We begin in Charlotte, North Carolina where this morning Fed Governor Susan Bies (retiring March 30th) told a risk management forum that “this is not the end, this is the beginning” of a wave of teaser-rate loans that are coming into full pricing.” This is significant because she is a Fed governor and is in stark contrast to the comments from Chairman Bernanke last week that everything was under control in the home mortgage business and well under control. I wonder if Ms. Bies wasn’t leaving the Fed in a few weeks if her remarks would have been as forthcoming.

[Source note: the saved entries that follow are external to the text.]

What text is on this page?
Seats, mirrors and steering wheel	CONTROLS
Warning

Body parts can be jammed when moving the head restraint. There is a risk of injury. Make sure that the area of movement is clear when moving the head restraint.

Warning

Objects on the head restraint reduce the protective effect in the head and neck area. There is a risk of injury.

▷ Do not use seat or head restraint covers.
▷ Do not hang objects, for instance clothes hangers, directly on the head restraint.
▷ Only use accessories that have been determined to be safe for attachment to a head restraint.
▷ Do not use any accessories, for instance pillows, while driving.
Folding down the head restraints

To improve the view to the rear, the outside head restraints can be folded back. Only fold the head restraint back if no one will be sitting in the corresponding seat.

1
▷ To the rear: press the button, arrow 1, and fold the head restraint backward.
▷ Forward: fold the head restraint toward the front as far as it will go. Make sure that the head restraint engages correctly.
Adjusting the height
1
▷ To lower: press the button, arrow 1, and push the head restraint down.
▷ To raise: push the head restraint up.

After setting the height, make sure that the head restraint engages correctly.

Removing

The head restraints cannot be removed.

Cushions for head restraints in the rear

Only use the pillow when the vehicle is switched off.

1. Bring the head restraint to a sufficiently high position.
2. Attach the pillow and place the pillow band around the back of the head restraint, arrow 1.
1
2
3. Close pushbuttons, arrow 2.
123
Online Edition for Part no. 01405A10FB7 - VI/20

On Tuesday Countrywide CFO Eric Sieracki told a Raymond James Financial conference in Florida that “60% of Countrywide’s customers using hybrid adjustable-rate mortgages (arms) such as “2-28″ loans would FAIL to qualify under the new underwriting guidelines by regulators where lenders must use the borrower’s ability to repay the loan at the highest possible rate during the life of the loan.” If they wouldn’t qualify under the soon to be higher reset rates, how does Countrywide expect them to make the monthly payment?

Louise Gissendaner, senior vice president at Cleveland’s Fifth Third Bancorp, the 10th largest US bank, said “We have found neighborhoods with abandoned homes, 200 at a shot.” Hasn’t everyone been telling us that the real estate bubble was only a problem in the areas that saw the most appreciation like Florida, California and Nevada?

The last quote comes from Jacksonville, Florida where Duval County ranks seventh in the country in number of home foreclosures with one out of 133 changing ownership.

Finally I found an interesting statistic on the frequently quoted 2.11% delinquency rates for real estate loans in the fourth quarter of 2006. This only includes mortgages currently held by US banks and not any of the loans securitized and sold to CDO’s (collateralized debt obligations). US banks are forced (we hope) by regulators to set aside reserves for non-performing loans. Pools of mortgages held by investors/hedge funds don’t have anyone overseeing the management and risk taking policies and we may see some earthquakes from this area later in 2007.

Chinese stock market

The 8% drop in the Chinese stock market was used as a reason for last week’s fall in the US market. It’s doubtful that this market’s gyrations would have any impact on global markets but it made for good press. Last Saturday’s Toronto Globe & Mail (I read 27 newspapers every day) interviewed a China investor, Li Daquing, who said that the Chinese market “is worse than a casino” but then added that at least a casino has rules where the Chinese market is controlled by the government. If you are considering investing in China you must read this story.

Summary

My forecast for lower long-term US interest rates is unchanged and it is NOT dependent on an easing of Fed policy. Fed chief Bernanke wants to follow the market and until we see the US 10-year drop below 4.50% for at least two weeks he will have no reason to move off the current 5.25% Fed Funds rate. Next week’s news will center on the yen/dollar level (currently 118) and Tuesday’s retail sales (consumer demand weakening) and Friday’s CPI (lower inflation). Patience will be rewarded for those waiting, needing or betting on lower interest rates and higher sugar prices.

Before entering any investment, everyone should consult with their own investment professional and discuss the risk of possible loss of capital.